# Look, up in the sky!



## MT Stringer (May 21, 2004)

I was taking a break between innings at the baseball game Thursday afternoon, when I happened to glance up and saw this. It was prettty impressive streaking across the sky. Unfortunately, 300mm just isn't enough to bring it in close.

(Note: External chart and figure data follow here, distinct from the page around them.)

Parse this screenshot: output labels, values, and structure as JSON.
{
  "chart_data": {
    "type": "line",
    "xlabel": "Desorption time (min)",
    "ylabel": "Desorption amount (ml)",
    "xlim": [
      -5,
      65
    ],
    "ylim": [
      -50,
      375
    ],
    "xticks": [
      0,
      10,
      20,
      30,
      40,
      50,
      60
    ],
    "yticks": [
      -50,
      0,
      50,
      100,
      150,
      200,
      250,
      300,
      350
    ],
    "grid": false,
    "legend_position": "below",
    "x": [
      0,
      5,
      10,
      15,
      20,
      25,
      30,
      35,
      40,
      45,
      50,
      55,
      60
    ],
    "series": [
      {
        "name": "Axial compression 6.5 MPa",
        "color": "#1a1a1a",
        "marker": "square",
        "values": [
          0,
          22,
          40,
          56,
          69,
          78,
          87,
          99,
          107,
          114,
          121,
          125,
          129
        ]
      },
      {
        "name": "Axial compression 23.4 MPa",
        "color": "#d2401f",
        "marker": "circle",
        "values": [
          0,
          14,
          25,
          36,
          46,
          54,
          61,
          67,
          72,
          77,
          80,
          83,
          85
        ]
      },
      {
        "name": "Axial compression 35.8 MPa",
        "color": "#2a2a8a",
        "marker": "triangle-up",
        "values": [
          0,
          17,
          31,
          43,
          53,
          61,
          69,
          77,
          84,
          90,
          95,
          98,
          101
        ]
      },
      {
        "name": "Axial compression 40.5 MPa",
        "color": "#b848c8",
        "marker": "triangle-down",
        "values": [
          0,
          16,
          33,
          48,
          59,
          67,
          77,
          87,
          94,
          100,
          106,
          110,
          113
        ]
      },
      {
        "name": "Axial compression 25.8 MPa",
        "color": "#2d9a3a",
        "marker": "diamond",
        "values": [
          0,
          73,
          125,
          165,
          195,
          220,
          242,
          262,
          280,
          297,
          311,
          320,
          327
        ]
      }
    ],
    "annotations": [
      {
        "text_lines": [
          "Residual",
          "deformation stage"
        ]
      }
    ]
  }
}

When I zoom in close, it looks like a B-52 bomber to me. Anyone know what type of plane this is?
Mike


----------



## sandybottom (Jun 1, 2005)

Transporter plane. Not a bomber.


----------



## fishphoto (Mar 3, 2005)

definitely not a B-52. The fuselage it too wide and the wings are swept back to much. It almost looks like a 747, but I'm not sure what that bright spot near the back is.


----------



## Shooter (Jun 10, 2004)

Could be a C-17. If I could see the tail section better I could tell you. 

Shooter


----------



## Texas T (May 21, 2004)

Probably Airbus A-340, doesn't look like a T-tail on C-17


----------



## Pocketfisherman (May 30, 2005)

I'd say KC135 tanker


----------



## MT Stringer (May 21, 2004)

I guess what struck me as something not usually seen is the vapor trail it was leaving. I don't normally see that from commercial planes. That's why I took the pic.
Mike


----------



## salth2o (Sep 21, 2004)

For the conspiracy theorists in the group...its chemtrails.


----------



## 100% Texan (Jan 30, 2005)

C5a galaxy rode across the big pond several times in one everyone except the pilots ride backwards dont ask me why it was crazy we also had 2 18 wheelers with missles on it with other equiptment.


----------